Si gadis terdampar di sebuah kelas yang sangat hening di awal. Namun saat semua telah beranjak, penghuni kelas berubah sedikit demi sedikit. Semua telah terlihat karakternya masing-masing. Tak ada masa hening di antara mereka sekarang. Semua berceloteh dengan riuh saat membicarakan apa yang mereka alami. Saat bulan ramadhan tiba, ada pesan singkat yang mampir di telepon genggam si gadis. Isinya “selamat berbuka puasa”, tetapi nomor pengirim tak dikenal. Di balaslah pesan singkat itu “maaf siapa ya?”, ternyata dari pemuda teman sekelas. Oooh. Awal mulanya memang hanya kata itu yang terlontar. Tetapi saat nomor yang sama mulai bercerita tentang banyak hal, muncul beberapa pertanyaan di benak sang gadis “kenapa kami semakin dekat?”, “apa aku sedang terjangkit virus lagi? Itu tidak boleh, harus ditahan”. Begitu pikir si gadis sebelumnya. Tetapi ternyata Tuhan bertakdir lain. Ditakdirkan-Nya si gadis mengenal pemuda ke-2 lebih jauh. Meskipun dalam hati sang gadis menolak untuk menerima pemuda ke-2 ini, Tuhan selalu mendekatkan mereka. Si gadis akhirnya menyerah, ia mengakui perasaannya kepada pemuda tadi. Ia pendam dalam-dalam semua rasa itu, agar tak seorang pun tahu.

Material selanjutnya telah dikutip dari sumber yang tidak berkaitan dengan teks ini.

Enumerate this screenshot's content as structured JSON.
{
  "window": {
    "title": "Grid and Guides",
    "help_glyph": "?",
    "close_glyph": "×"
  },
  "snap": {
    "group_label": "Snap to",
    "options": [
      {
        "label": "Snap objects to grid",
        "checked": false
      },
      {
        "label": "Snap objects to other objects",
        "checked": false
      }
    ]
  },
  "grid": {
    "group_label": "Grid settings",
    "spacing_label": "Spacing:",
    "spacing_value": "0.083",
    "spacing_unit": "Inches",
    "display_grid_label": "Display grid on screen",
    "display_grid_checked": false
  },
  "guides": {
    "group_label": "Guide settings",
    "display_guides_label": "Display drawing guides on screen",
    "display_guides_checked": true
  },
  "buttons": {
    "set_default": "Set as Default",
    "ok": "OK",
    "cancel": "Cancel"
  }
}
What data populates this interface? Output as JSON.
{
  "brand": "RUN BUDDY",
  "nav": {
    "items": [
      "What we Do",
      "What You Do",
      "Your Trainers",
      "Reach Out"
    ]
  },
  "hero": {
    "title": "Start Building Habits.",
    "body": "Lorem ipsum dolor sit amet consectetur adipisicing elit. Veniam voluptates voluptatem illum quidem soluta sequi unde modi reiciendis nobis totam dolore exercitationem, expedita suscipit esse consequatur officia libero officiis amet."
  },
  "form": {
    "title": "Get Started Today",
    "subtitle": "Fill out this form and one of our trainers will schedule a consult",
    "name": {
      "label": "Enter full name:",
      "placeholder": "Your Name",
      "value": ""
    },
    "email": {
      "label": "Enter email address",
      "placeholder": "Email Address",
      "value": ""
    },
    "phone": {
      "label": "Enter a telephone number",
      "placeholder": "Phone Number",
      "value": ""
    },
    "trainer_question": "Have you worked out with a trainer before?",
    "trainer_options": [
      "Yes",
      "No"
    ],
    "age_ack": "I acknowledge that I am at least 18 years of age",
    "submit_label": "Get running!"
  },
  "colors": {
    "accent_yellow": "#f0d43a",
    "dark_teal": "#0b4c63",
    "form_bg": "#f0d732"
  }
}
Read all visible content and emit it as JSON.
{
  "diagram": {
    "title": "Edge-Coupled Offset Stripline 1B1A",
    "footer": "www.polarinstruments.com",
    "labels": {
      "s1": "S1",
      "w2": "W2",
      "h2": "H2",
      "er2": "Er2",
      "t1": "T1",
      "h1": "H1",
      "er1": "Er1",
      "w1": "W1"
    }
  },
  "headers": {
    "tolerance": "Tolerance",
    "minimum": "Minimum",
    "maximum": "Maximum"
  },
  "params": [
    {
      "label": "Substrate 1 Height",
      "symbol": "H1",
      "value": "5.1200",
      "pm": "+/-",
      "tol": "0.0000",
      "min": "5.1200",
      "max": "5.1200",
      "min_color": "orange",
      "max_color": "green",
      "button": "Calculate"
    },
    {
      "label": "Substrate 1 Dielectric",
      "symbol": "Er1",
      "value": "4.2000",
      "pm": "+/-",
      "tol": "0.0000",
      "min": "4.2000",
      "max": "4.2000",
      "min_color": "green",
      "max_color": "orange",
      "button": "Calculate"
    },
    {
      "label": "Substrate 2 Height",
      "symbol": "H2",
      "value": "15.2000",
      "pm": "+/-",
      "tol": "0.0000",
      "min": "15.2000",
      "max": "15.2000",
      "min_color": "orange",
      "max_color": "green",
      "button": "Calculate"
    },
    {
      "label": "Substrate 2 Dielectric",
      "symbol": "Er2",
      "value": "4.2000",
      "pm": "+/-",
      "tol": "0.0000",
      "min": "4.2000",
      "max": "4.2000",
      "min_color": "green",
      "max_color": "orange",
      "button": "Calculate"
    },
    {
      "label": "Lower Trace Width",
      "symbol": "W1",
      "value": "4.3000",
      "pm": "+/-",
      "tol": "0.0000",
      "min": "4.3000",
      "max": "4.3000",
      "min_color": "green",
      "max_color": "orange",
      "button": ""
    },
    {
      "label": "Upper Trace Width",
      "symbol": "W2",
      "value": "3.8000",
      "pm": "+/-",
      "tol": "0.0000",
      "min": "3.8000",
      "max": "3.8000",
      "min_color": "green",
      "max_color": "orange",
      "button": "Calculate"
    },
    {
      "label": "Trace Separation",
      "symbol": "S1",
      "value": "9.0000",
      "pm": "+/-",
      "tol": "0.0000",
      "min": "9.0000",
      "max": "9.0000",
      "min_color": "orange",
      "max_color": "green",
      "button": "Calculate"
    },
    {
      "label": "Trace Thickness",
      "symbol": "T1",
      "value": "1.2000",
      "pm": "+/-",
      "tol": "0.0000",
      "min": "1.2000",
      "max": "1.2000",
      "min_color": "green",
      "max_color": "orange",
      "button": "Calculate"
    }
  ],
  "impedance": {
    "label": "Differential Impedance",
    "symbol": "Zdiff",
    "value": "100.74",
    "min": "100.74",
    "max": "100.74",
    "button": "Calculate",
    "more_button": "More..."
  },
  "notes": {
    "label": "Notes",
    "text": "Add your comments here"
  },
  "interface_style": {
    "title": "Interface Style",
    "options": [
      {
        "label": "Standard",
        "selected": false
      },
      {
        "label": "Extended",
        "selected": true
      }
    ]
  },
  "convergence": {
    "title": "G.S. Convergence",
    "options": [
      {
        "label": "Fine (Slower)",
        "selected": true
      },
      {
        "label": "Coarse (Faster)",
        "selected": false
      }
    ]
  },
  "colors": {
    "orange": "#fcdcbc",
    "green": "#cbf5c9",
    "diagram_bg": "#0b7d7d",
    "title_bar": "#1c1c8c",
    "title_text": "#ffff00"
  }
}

Pemuda ke-2 ini mencurahkan segala perasaan dan perhatiannya pada si gadis. Tentu si gadis merasa senang, tetapi itu tak membuat si gadis besar hati karena sang pemuda selalu menceritakan “bidadari” pujaan hatinya. Dalam hati kecil si gadis, ia sedikit menyesal karena telah menyerah begitu saja pada perasaan ini. Tetapi semua itu sirna seketika, saat si pemuda memberi tahu gadis itu bahwa “bidadari” pujaan hatinya adalah si gadis. Rasanya seperti mimpi, senang tak terbatas, hingga air mata bahagia pun ikut bergulir meramaikan suasana hatinya. Berhembuslah kabar di kelas mereka tentang hal ini. Namun nampaknya hubungan mereka masih sebatas teman, hingga 2 bulan kemudian baru diresmikan. Seisi kelas heboh, ada yang memberi selamat dan doa, hingga minta ditraktir makan.
Berbulan-bulan mereka jalani dengan berbagai macam suasana. Senang, sedih, sakit, khawatir, hingga kemarahan yang membuat mereka berseteru. Semua itu membuat hubungan mereka semakin tak terpisahkan. Cobaan yang mereka lalui memperkuat jalinan mereka.